INFERENCE #3: Unequal reproduction between suited and unsuited organisms
will eventually cause a gradual change in a population, with characteristics
favorable to that particular environment accumulating over the generations.
SO WHAT IS THIS THEORY OF NATURAL SELECTION, ANYWAY?
It can be broken down into four basic tenets, or ideas…
1. Organisms are capable of producing huge numbers of offspring. (The tenet of
OVERPRODUCTION)
2. Those offspring are variable in appearance and function, and some of those
variations are heritable. (The tenet of HERITABLE VARIABILITY)
3. Environmental resources are limited, and those varied offspring must
compete for their share. (The tenet of COMPETITION)
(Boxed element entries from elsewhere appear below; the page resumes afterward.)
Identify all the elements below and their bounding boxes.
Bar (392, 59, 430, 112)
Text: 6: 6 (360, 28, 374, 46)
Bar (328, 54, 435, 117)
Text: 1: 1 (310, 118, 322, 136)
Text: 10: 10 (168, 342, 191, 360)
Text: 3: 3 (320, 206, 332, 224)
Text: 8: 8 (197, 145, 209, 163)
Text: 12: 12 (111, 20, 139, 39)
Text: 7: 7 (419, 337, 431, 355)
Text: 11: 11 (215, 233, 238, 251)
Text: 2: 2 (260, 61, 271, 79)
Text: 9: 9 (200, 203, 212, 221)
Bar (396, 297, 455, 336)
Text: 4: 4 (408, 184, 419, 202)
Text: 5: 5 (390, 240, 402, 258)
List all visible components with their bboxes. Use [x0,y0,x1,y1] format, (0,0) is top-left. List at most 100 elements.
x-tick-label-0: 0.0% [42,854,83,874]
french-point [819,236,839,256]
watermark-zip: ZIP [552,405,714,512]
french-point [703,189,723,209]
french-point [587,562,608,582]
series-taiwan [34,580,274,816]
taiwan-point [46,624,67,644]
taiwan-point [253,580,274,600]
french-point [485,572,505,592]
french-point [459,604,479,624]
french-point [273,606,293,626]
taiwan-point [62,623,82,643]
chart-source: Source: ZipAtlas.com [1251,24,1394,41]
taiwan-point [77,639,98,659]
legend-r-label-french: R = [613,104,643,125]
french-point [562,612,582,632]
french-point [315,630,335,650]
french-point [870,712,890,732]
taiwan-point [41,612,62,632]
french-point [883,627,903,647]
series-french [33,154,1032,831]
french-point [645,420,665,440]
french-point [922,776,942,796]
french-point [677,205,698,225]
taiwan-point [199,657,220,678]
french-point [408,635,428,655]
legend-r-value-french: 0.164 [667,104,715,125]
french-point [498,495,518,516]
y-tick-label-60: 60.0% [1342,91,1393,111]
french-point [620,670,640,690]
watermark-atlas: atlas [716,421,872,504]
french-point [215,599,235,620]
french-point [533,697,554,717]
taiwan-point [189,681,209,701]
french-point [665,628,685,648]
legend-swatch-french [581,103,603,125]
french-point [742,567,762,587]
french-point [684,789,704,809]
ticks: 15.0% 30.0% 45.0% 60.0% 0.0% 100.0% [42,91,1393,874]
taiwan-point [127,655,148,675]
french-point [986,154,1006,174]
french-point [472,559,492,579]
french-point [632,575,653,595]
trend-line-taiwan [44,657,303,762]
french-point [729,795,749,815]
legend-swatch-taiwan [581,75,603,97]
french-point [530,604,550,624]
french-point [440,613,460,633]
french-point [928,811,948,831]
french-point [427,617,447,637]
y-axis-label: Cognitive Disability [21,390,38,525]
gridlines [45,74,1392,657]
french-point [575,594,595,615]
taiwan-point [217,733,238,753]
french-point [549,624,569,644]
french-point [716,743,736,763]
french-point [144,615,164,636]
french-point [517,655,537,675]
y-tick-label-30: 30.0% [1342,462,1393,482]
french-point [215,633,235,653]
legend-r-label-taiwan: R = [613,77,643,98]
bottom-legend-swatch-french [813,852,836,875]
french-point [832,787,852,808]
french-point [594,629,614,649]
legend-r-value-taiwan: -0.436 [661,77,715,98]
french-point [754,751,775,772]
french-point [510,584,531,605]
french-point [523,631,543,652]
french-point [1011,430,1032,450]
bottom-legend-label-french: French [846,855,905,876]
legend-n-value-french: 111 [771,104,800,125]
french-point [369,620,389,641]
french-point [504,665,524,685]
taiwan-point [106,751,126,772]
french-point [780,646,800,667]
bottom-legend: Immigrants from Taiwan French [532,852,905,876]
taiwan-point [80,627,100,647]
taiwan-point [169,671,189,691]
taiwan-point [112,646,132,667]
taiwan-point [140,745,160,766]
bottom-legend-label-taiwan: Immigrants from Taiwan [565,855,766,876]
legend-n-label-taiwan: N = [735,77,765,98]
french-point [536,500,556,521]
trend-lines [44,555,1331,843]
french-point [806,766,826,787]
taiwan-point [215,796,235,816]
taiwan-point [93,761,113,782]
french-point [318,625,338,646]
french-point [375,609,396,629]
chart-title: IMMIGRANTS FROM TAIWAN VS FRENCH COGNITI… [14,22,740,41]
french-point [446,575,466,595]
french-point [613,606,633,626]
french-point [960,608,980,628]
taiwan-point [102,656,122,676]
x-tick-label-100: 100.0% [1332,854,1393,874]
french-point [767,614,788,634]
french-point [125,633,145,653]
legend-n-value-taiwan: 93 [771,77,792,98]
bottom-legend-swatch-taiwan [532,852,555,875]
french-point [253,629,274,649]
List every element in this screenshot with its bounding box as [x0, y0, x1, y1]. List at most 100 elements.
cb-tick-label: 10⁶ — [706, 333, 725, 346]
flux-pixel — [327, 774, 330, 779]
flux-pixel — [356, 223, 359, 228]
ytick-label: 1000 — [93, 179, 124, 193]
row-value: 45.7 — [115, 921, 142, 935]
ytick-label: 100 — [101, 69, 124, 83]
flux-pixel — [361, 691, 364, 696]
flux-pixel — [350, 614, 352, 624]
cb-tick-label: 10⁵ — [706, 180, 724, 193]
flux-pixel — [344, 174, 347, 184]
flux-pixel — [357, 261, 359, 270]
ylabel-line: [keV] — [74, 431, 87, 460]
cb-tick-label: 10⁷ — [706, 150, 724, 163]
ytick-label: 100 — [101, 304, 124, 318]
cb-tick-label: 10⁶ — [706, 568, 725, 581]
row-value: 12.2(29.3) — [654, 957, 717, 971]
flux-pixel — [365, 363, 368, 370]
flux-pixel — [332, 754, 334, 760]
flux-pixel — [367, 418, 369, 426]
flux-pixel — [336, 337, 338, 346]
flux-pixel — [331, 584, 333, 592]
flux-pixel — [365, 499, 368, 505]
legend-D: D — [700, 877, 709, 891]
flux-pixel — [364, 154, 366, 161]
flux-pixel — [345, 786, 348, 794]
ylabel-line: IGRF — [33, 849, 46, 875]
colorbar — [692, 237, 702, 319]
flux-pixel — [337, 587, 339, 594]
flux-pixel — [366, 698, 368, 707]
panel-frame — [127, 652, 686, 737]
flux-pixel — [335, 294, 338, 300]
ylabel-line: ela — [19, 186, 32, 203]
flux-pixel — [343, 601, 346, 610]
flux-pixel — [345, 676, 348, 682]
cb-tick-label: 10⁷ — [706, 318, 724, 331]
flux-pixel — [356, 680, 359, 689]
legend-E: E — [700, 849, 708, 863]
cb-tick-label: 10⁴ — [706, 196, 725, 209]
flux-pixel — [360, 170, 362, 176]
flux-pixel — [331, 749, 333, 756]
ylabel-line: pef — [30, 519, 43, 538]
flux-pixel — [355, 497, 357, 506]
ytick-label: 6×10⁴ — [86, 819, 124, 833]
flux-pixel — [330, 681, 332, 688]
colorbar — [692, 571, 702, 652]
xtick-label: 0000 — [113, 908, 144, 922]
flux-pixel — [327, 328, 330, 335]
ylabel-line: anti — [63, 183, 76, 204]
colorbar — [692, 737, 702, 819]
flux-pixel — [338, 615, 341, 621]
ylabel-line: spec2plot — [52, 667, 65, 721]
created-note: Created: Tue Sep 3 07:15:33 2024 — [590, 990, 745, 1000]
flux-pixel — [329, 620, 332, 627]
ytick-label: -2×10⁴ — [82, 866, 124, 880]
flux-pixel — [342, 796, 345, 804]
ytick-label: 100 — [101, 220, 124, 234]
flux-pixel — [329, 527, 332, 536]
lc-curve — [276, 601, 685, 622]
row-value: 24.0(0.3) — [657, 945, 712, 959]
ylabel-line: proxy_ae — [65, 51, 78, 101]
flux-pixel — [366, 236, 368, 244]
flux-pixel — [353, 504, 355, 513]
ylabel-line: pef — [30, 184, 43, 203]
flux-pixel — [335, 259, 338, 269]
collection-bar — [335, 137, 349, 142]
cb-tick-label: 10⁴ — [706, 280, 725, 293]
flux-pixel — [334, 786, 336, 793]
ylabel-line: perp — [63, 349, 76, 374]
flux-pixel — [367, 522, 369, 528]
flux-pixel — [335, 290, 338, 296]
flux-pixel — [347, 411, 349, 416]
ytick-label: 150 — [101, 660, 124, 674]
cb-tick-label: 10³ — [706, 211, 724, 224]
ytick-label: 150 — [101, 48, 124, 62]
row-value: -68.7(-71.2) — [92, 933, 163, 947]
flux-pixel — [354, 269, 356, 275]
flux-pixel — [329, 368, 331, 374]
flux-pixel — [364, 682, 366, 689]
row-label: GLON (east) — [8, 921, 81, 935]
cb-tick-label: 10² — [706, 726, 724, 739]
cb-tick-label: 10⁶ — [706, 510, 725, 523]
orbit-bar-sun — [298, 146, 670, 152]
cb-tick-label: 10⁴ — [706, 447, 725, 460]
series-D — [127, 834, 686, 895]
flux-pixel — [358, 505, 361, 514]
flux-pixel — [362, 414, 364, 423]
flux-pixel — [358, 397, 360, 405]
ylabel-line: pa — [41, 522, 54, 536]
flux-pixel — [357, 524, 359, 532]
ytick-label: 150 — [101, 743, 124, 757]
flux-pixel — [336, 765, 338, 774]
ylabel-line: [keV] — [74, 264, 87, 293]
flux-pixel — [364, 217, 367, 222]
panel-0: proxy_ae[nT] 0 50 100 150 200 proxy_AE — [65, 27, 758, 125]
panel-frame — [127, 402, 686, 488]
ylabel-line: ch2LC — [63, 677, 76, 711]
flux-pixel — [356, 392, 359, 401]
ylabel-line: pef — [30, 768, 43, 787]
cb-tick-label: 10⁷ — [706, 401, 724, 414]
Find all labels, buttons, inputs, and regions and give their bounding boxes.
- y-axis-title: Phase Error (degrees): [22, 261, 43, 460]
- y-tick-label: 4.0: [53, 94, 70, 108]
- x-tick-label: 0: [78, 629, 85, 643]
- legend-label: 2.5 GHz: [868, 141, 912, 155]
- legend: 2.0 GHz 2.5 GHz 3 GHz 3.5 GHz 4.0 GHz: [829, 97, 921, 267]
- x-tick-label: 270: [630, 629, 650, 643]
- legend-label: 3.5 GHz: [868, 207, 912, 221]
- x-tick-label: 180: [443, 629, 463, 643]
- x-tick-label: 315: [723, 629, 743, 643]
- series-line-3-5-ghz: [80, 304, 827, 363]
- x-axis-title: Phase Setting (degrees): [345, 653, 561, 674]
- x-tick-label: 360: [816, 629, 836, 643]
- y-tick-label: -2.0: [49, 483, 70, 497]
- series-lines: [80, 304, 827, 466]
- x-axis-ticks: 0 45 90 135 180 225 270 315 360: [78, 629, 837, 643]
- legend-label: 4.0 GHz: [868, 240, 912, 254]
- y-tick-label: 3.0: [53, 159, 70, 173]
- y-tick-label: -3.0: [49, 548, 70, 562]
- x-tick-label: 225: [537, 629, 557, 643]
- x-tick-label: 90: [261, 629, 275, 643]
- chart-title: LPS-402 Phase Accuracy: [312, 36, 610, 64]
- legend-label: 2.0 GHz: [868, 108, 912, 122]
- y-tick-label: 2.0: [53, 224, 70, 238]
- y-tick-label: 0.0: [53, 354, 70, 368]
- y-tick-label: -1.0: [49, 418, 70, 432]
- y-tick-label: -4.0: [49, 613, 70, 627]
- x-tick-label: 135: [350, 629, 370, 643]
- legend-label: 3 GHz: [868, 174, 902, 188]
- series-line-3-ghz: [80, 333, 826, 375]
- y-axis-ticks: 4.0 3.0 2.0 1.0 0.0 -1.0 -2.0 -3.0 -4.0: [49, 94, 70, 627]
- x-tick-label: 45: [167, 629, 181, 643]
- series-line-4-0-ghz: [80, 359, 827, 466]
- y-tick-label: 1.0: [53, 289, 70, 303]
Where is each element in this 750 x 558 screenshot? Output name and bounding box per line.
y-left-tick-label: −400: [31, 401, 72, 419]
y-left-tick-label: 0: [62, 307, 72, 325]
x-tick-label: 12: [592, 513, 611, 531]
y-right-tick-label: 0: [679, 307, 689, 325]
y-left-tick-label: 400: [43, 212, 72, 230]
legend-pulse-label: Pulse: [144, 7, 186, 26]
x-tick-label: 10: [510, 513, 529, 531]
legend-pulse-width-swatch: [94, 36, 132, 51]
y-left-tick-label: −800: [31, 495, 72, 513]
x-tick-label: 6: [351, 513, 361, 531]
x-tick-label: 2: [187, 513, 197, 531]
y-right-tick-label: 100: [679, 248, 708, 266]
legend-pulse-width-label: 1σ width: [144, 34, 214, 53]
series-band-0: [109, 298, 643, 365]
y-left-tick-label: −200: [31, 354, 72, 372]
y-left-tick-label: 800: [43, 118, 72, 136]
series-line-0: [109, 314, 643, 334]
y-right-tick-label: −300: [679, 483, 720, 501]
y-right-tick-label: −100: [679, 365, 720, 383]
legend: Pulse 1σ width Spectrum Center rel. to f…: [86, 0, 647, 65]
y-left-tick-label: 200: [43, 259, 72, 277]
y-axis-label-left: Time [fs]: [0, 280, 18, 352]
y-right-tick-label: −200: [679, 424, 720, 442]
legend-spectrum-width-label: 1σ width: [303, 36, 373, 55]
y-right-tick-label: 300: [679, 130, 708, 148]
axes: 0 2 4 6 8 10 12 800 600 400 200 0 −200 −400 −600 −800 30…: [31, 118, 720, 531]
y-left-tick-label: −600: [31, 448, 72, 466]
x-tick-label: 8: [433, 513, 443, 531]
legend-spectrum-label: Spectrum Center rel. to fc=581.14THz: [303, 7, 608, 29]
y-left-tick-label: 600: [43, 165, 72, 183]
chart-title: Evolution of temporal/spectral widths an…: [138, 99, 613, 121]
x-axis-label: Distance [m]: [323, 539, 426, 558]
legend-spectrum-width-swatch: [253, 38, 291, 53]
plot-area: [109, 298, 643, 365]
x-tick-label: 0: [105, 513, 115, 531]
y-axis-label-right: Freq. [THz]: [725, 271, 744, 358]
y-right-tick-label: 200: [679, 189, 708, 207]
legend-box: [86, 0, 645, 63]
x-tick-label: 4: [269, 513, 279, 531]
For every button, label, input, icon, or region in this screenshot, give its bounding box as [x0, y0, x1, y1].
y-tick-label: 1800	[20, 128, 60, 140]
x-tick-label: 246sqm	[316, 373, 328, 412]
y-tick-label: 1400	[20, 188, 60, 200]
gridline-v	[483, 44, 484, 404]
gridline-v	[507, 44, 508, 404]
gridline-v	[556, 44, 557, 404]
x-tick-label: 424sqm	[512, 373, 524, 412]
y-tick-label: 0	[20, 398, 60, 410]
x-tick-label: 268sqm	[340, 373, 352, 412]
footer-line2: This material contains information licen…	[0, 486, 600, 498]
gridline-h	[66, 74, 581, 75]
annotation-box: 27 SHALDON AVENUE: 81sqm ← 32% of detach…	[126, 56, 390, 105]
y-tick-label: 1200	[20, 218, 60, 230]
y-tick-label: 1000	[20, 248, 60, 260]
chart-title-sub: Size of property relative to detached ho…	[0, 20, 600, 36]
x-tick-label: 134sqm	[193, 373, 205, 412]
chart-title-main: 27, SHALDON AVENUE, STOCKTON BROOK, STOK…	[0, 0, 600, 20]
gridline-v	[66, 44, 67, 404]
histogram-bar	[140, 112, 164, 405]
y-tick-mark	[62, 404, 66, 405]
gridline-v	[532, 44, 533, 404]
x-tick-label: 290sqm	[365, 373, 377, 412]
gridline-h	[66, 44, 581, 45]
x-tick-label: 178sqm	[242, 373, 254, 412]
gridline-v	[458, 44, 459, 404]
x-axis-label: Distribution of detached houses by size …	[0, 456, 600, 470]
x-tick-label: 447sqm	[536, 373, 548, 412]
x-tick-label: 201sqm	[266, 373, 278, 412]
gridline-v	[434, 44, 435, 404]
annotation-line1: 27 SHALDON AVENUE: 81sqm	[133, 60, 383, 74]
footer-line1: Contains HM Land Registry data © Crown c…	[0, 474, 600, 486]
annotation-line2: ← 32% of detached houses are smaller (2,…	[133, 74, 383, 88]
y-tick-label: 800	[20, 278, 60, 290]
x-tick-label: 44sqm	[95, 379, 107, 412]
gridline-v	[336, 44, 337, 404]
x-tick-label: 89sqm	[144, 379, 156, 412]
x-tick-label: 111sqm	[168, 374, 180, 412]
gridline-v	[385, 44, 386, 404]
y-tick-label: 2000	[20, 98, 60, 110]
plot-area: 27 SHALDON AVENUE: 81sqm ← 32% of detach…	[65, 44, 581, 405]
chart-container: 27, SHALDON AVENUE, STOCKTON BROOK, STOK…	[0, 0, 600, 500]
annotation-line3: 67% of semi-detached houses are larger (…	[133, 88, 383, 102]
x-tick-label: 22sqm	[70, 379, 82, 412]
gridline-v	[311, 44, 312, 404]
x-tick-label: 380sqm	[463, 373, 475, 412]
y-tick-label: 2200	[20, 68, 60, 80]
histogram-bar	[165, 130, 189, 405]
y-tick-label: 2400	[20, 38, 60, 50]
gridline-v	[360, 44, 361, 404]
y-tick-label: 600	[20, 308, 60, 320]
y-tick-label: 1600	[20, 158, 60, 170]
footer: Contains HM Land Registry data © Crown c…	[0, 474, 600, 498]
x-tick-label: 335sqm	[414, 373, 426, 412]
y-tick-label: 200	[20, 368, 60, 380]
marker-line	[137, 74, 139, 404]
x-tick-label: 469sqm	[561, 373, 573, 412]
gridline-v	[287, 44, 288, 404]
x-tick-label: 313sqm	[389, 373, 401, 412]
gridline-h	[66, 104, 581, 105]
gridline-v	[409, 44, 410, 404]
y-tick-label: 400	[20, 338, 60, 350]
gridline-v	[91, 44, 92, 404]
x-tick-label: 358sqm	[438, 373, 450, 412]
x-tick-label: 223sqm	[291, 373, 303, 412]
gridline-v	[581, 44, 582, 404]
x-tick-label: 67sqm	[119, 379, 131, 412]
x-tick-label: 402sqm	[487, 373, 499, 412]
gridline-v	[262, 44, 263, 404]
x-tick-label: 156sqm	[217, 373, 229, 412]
4. Survival and reproduction of the varied offspring is not random. Those
individuals whose inherited characteristics make them better able to compete
for resources will live longer and leave more offspring than those not as able to
compete for those limited resources.
(The tenet of DIFFERENTIAL
REPRODUCTION)
Note that EVOLUTIONARY FITNESS is nothing more and nothing less than
DIFFERENTIAL REPRODUCTION due to organisms' differing abilities to cope with
environmental limitations.
Evolutionary fitness is defined by the environment, and there is no such thing as a
"most highly evolved species."
When you design and present your Symbiosis posters, keep this in mind. Each
relationship is an example of COEVOLUTION--species being selected by
environmental limitations, including INTERACTIONS WITH OTHER SPECIES.
As we'll see later, NATURAL SELECTION is only one of several ways that populations
can gradually (or not so gradually) change.
Different species are, by definition, REPRODUCTIVELY ISOLATED from one another.
This means that at some time during a species' evolution, some individuals of one
species branch off to become members of a different species.
And scientists who study the processes and mechanisms
speciation events are called EVOLUTIONARY BIOLOGISTS.